To build BroccoliSharp to target older versions of Mono use one of the following:

  • xbuild /p:Configuration=Debug BroccoliSharp-NET4.0.sln
  • xbuild /p:Configuration=Release BroccoliSharp-NET4.0.sln
  • xbuild /p:Configuration=ReleaseNoPCAP BroccoliSharp-NET4.0.sln
  • xbuild /p:Configuration=DebugWithSafeHandles BroccoliSharp-NET4.0.sln
  • xbuild /p:Configuration=ReleaseWithSafeHandles BroccoliSharp-NET4.0.sln
  • xbuild /p:Configuration=ReleaseNoPCAPWithSafeHandles BroccoliSharp-NET4.0.sln

You can also build the library on Windows using Visual Studio and the binaries should still work on Linux depending on the corresponding installed version of Mono.

Once the BroccoliSharp.dll exists (found in the output folder associated with the build configuration, e.g., "/Main/Build/Output/Release" relative to source), you can add a reference to the library in your .NET projects and begin using BroccoliSharp.
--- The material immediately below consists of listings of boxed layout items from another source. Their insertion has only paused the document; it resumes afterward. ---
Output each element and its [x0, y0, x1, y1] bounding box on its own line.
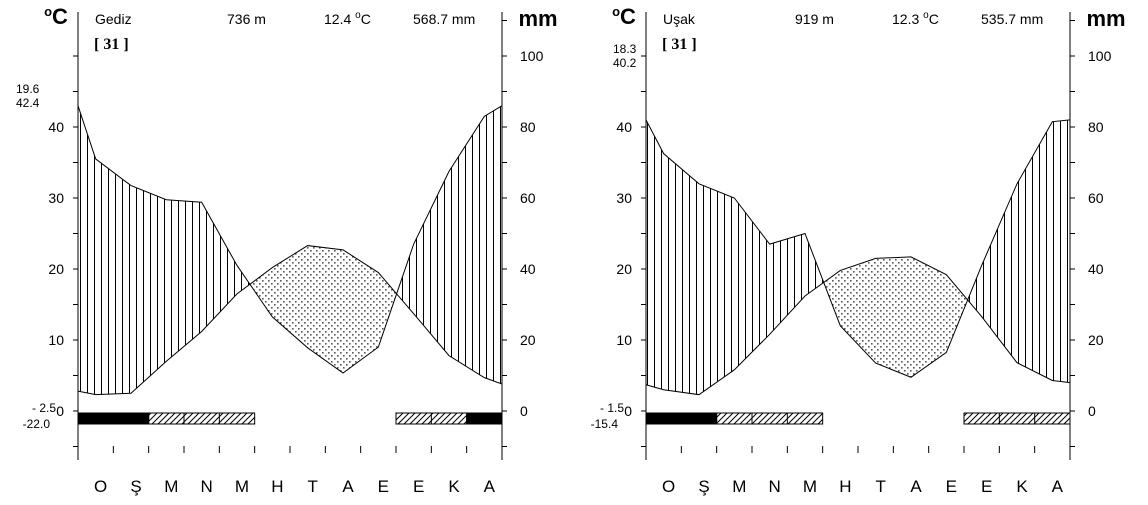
min-temp-label: - 2.5: [32, 401, 56, 415]
temp-unit-letter: C: [52, 4, 68, 29]
precip-tick-label: 80: [1088, 119, 1104, 135]
precip-tick-label: 80: [520, 119, 536, 135]
month-label: H: [271, 477, 283, 496]
month-label: O: [662, 477, 675, 496]
station-altitude: 736 m: [227, 11, 266, 27]
month-label: Ş: [698, 477, 709, 496]
precip-tick-label: 40: [520, 261, 536, 277]
month-label: M: [803, 477, 817, 496]
mean-temp-unit: C: [361, 11, 371, 27]
humid-period-area: [78, 105, 250, 395]
reference-label: [ 31 ]: [94, 36, 129, 53]
precip-tick-label: 60: [1088, 190, 1104, 206]
temp-tick-label: 10: [616, 332, 632, 348]
frost-probable-block: [963, 412, 1071, 425]
annual-precipitation: 568.7 mm: [413, 11, 475, 27]
min-temp-label: - 1.5: [600, 401, 624, 415]
humid-period-area: [646, 119, 824, 395]
month-label: H: [839, 477, 851, 496]
precip-tick-label: 0: [1088, 403, 1096, 419]
temp-tick-label: 40: [616, 119, 632, 135]
temp-unit-letter: C: [620, 4, 636, 29]
temp-tick-label: 0: [56, 403, 64, 419]
arid-period-area: [823, 256, 968, 378]
frost-bar-bg: [646, 413, 1070, 424]
month-label: A: [910, 477, 922, 496]
month-label: N: [769, 477, 781, 496]
precip-tick-label: 0: [520, 403, 528, 419]
climate-diagram-2: 0 10 20 30 40 0 20 40 60 80 100 O Ş M N M H T A E E K AoC mm Uşa…: [591, 4, 1126, 496]
month-label: M: [235, 477, 249, 496]
month-label: E: [946, 477, 957, 496]
precip-unit-label: mm: [518, 6, 557, 31]
frost-probable-block: [148, 412, 256, 425]
temp-tick-label: 40: [48, 119, 64, 135]
month-label: E: [378, 477, 389, 496]
abs-max-temp-label: 40.2: [613, 56, 637, 70]
month-label: O: [94, 477, 107, 496]
precipitation-curve: [645, 119, 1071, 378]
climate-diagram-1: 0 10 20 30 40 0 20 40 60 80 100 O Ş M N M H T A E E K AoC mm Ged…: [16, 4, 558, 496]
temperature-curve: [77, 245, 503, 396]
humid-period-area: [396, 105, 502, 385]
temp-tick-label: 10: [48, 332, 64, 348]
mean-temp-unit: C: [929, 11, 939, 27]
temp-unit-label: oC: [612, 4, 636, 29]
abs-max-temp-label: 42.4: [16, 96, 40, 110]
month-label: K: [448, 477, 460, 496]
precip-tick-label: 60: [520, 190, 536, 206]
temp-tick-label: 20: [48, 261, 64, 277]
precip-unit-label: mm: [1086, 6, 1125, 31]
precip-tick-label: 100: [520, 48, 544, 64]
station-name: Gediz: [95, 11, 132, 27]
station-altitude: 919 m: [795, 11, 834, 27]
month-label: E: [413, 477, 424, 496]
month-label: Ş: [130, 477, 141, 496]
precip-tick-label: 20: [1088, 332, 1104, 348]
frost-certain-block: [466, 412, 503, 425]
precip-tick-label: 100: [1088, 48, 1112, 64]
annual-precipitation: 535.7 mm: [981, 11, 1043, 27]
temp-tick-label: 20: [616, 261, 632, 277]
month-label: T: [875, 477, 885, 496]
frost-probable-block: [716, 412, 824, 425]
frost-bar-bg: [78, 413, 502, 424]
humid-period-area: [967, 119, 1070, 383]
month-label: M: [164, 477, 178, 496]
precip-tick-label: 40: [1088, 261, 1104, 277]
max-temp-label: 18.3: [613, 42, 637, 56]
frost-certain-block: [645, 412, 718, 425]
temperature-curve: [645, 256, 1071, 396]
temp-unit-label: oC: [44, 4, 68, 29]
precip-tick-label: 20: [520, 332, 536, 348]
temp-tick-label: 0: [624, 403, 632, 419]
temp-tick-label: 30: [48, 190, 64, 206]
mean-temperature: 12.3 oC: [892, 10, 939, 27]
arid-period-area: [249, 245, 397, 374]
month-label: M: [732, 477, 746, 496]
month-label: A: [484, 477, 496, 496]
month-label: A: [342, 477, 354, 496]
station-name: Uşak: [663, 11, 696, 27]
reference-label: [ 31 ]: [662, 36, 697, 53]
max-temp-label: 19.6: [16, 82, 40, 96]
abs-min-temp-label: -22.0: [23, 417, 51, 431]
abs-min-temp-label: -15.4: [591, 417, 619, 431]
month-label: A: [1052, 477, 1064, 496]
month-label: T: [307, 477, 317, 496]
month-label: N: [201, 477, 213, 496]
temp-tick-label: 30: [616, 190, 632, 206]
month-label: E: [981, 477, 992, 496]
precipitation-curve: [77, 105, 503, 374]
mean-temperature: 12.4 oC: [324, 10, 371, 27]
month-label: K: [1016, 477, 1028, 496]
frost-certain-block: [77, 412, 150, 425]
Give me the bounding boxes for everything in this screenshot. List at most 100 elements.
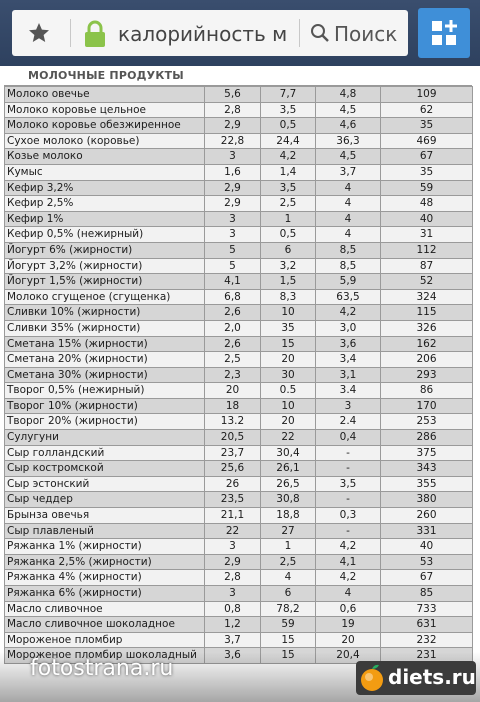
product-name-cell: Творог 10% (жирности) — [4, 397, 205, 415]
watermark-diets-logo: diets.ru — [356, 661, 476, 695]
value-cell: 2,8 — [204, 569, 261, 586]
star-icon[interactable] — [20, 16, 58, 50]
table-row: Сливки 10% (жирности) 2,6 10 4,2 115 — [4, 304, 473, 321]
table-row: Сыр эстонский 26 26,5 3,5 355 — [4, 475, 473, 493]
value-cell: 7,7 — [260, 86, 316, 103]
table-row: Сметана 30% (жирности) 2,3 30 3,1 293 — [4, 366, 473, 384]
table-row: Кефир 1% 3 1 4 40 — [4, 210, 473, 228]
value-cell: 26 — [204, 475, 261, 493]
value-cell: 0.5 — [260, 382, 316, 399]
product-name-cell: Сыр чеддер — [4, 491, 205, 509]
value-cell: 40 — [380, 538, 473, 555]
value-cell: 15 — [260, 335, 316, 353]
product-name-cell: Ряжанка 4% (жирности) — [4, 569, 205, 586]
product-name-cell: Молоко коровье цельное — [4, 101, 205, 119]
value-cell: 2,9 — [204, 195, 261, 212]
search-icon[interactable] — [310, 23, 330, 43]
value-cell: 52 — [380, 273, 473, 290]
product-name-cell: Мороженое пломбир — [4, 631, 205, 649]
value-cell: 3,5 — [260, 179, 316, 197]
value-cell: 631 — [380, 616, 473, 633]
value-cell: 3 — [204, 226, 261, 243]
address-bar[interactable]: калорийность м Поиск — [12, 10, 408, 56]
value-cell: 20 — [315, 631, 381, 649]
table-row: Ряжанка 6% (жирности) 3 6 4 85 — [4, 585, 473, 602]
value-cell: 67 — [380, 148, 473, 165]
value-cell: - — [315, 491, 381, 509]
value-cell: 22 — [260, 429, 316, 446]
value-cell: 3,1 — [315, 366, 381, 384]
value-cell: 0,5 — [260, 117, 316, 134]
value-cell: - — [315, 444, 381, 462]
value-cell: 2.4 — [315, 413, 381, 431]
search-label[interactable]: Поиск — [334, 22, 398, 46]
value-cell: 0,4 — [315, 429, 381, 446]
value-cell: 23,7 — [204, 444, 261, 462]
product-name-cell: Масло сливочное — [4, 600, 205, 618]
value-cell: 86 — [380, 382, 473, 399]
product-name-cell: Козье молоко — [4, 148, 205, 165]
watermark-diets-text: diets.ru — [388, 665, 476, 689]
value-cell: 286 — [380, 429, 473, 446]
product-name-cell: Ряжанка 2,5% (жирности) — [4, 553, 205, 571]
value-cell: 4 — [315, 195, 381, 212]
value-cell: 343 — [380, 460, 473, 477]
value-cell: 6 — [260, 585, 316, 602]
product-name-cell: Молоко овечье — [4, 86, 205, 103]
value-cell: 20,5 — [204, 429, 261, 446]
value-cell: 31 — [380, 226, 473, 243]
product-name-cell: Сливки 10% (жирности) — [4, 304, 205, 321]
value-cell: 4 — [315, 585, 381, 602]
product-name-cell: Сметана 20% (жирности) — [4, 351, 205, 368]
value-cell: 30,4 — [260, 444, 316, 462]
product-name-cell: Молоко коровье обезжиренное — [4, 117, 205, 134]
value-cell: 4,5 — [315, 148, 381, 165]
value-cell: 36,3 — [315, 132, 381, 150]
value-cell: 35 — [380, 163, 473, 181]
table-row: Молоко коровье цельное 2,8 3,5 4,5 62 — [4, 101, 473, 119]
value-cell: 293 — [380, 366, 473, 384]
value-cell: 331 — [380, 522, 473, 540]
value-cell: 48 — [380, 195, 473, 212]
value-cell: 3,7 — [204, 631, 261, 649]
value-cell: 6 — [260, 241, 316, 259]
divider — [299, 19, 300, 47]
value-cell: 30,8 — [260, 491, 316, 509]
table-row: Козье молоко 3 4,2 4,5 67 — [4, 148, 473, 165]
value-cell: 3 — [204, 538, 261, 555]
divider — [70, 19, 71, 47]
tabs-grid-icon[interactable] — [418, 8, 470, 58]
value-cell: 380 — [380, 491, 473, 509]
value-cell: 3 — [204, 148, 261, 165]
value-cell: 2,5 — [204, 351, 261, 368]
value-cell: 162 — [380, 335, 473, 353]
value-cell: 26,5 — [260, 475, 316, 493]
value-cell: - — [315, 522, 381, 540]
table-row: Йогурт 1,5% (жирности) 4,1 1,5 5,9 52 — [4, 273, 473, 290]
value-cell: 2,9 — [204, 117, 261, 134]
value-cell: 4,1 — [315, 553, 381, 571]
product-name-cell: Сухое молоко (коровье) — [4, 132, 205, 150]
value-cell: 35 — [260, 319, 316, 337]
table-row: Молоко овечье 5,6 7,7 4,8 109 — [4, 86, 473, 103]
product-name-cell: Мороженое пломбир шоколадный — [4, 647, 205, 664]
value-cell: 20 — [260, 413, 316, 431]
value-cell: - — [315, 460, 381, 477]
table-row: Ряжанка 4% (жирности) 2,8 4 4,2 67 — [4, 569, 473, 586]
product-name-cell: Брынза овечья — [4, 507, 205, 524]
value-cell: 35 — [380, 117, 473, 134]
value-cell: 733 — [380, 600, 473, 618]
table-row: Сухое молоко (коровье) 22,8 24,4 36,3 469 — [4, 132, 473, 150]
value-cell: 375 — [380, 444, 473, 462]
table-row: Сыр костромской 25,6 26,1-343 — [4, 460, 473, 477]
value-cell: 20,4 — [315, 647, 381, 664]
value-cell: 253 — [380, 413, 473, 431]
product-name-cell: Кефир 2,5% — [4, 195, 205, 212]
value-cell: 10 — [260, 397, 316, 415]
product-name-cell: Йогурт 6% (жирности) — [4, 241, 205, 259]
table-row: Сметана 15% (жирности) 2,6 15 3,6 162 — [4, 335, 473, 353]
url-text[interactable]: калорийность м — [118, 22, 288, 46]
value-cell: 40 — [380, 210, 473, 228]
table-heading: МОЛОЧНЫЕ ПРОДУКТЫ — [28, 69, 184, 82]
product-name-cell: Кумыс — [4, 163, 205, 181]
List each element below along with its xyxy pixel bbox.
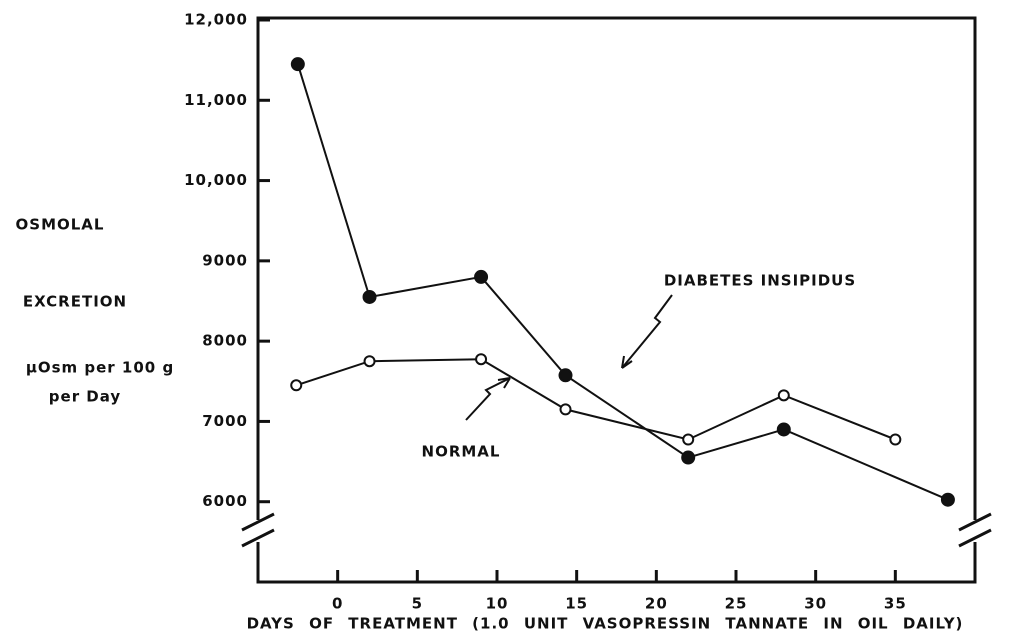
y-tick-label: 10,000 bbox=[184, 171, 248, 189]
y-tick-label: 12,000 bbox=[184, 11, 248, 29]
x-tick-label: 0 bbox=[332, 595, 343, 613]
x-tick-label: 10 bbox=[486, 595, 509, 613]
data-point bbox=[290, 57, 305, 72]
data-point bbox=[889, 433, 902, 446]
data-point bbox=[558, 368, 573, 383]
x-tick-label: 35 bbox=[884, 595, 907, 613]
y-axis-label: μOsm per 100 g bbox=[26, 359, 174, 377]
y-tick-label: 6000 bbox=[202, 492, 248, 510]
axis-breaks bbox=[240, 512, 993, 548]
data-point bbox=[777, 389, 790, 402]
x-tick-label: 30 bbox=[804, 595, 827, 613]
y-tick-label: 7000 bbox=[202, 412, 248, 430]
data-point bbox=[682, 433, 695, 446]
annotation: DIABETES INSIPIDUS bbox=[664, 272, 856, 290]
y-axis-label: per Day bbox=[49, 388, 121, 406]
data-point bbox=[474, 269, 489, 284]
x-tick-label: 5 bbox=[412, 595, 423, 613]
y-tick-label: 9000 bbox=[202, 251, 248, 269]
data-point bbox=[362, 289, 377, 304]
data-point bbox=[776, 422, 791, 437]
plot-frame bbox=[256, 16, 977, 584]
annotation: NORMAL bbox=[422, 443, 501, 461]
y-axis-label: OSMOLAL bbox=[16, 216, 105, 234]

In order for your .NET application to be able to find the Broccoli API shared library (i.e., libbroccoli.so), you will need to add the location of this library to your Linux library path (e.g., add path to LD_LIBRARY_PATH environmental variable). See Mono Interop documentation on "Library Handling" for more detail.

About the Code

The source code has been defined with precompiler directives to allow for compiling the code to either use direct pointers or use safe handles for opaque Bro types. Generally, as their name implies, safe handles are the ideal choice when using managed code with unmanaged code. See the Safe Handles documentation for more detail. In general, multi-threaded race conditions between garbage collection and pointer usage can be avoided and the unmanaged memory allocations the pointer references will be disposed of properly even if the program abnormally terminates. That being said, depending on the version of Mono you are targeting, the safe handle implementation may not be fully cooked. Also, if you are trying to debug your .NET application and get Mono to report verbose information, there is a lot less noise to filter through when you are just using pointers. As a result, you can choose which mode of operation you want to use depending on your task. For any production level deployments, it is recommended to use the ReleaseWithSafeHandles build configuration with a later build of Mono.

When building inside Visual Studio code analysis is enabled for this project. A rule set is included with the source code (i.e., BroccoliSharp.ruleset) that defines the analysis rules that are enabled for the project. Note that this rule set is basically just the "Microsoft Managed Recommended Rules" with one rule turned off: CA1060: Move P/Invokes to NativeMethods class. This rule wants to force the name of the imported Bro API functions class to be "NativeMethods", but "BroAPI" was preferred for this project.

The code has also been through extensive analysis using the Gendarme tool. All reported items of concern have been corrected and the remaining items have been reviewed thoroughly. A future to-do could be to create an exclusion list with justifications.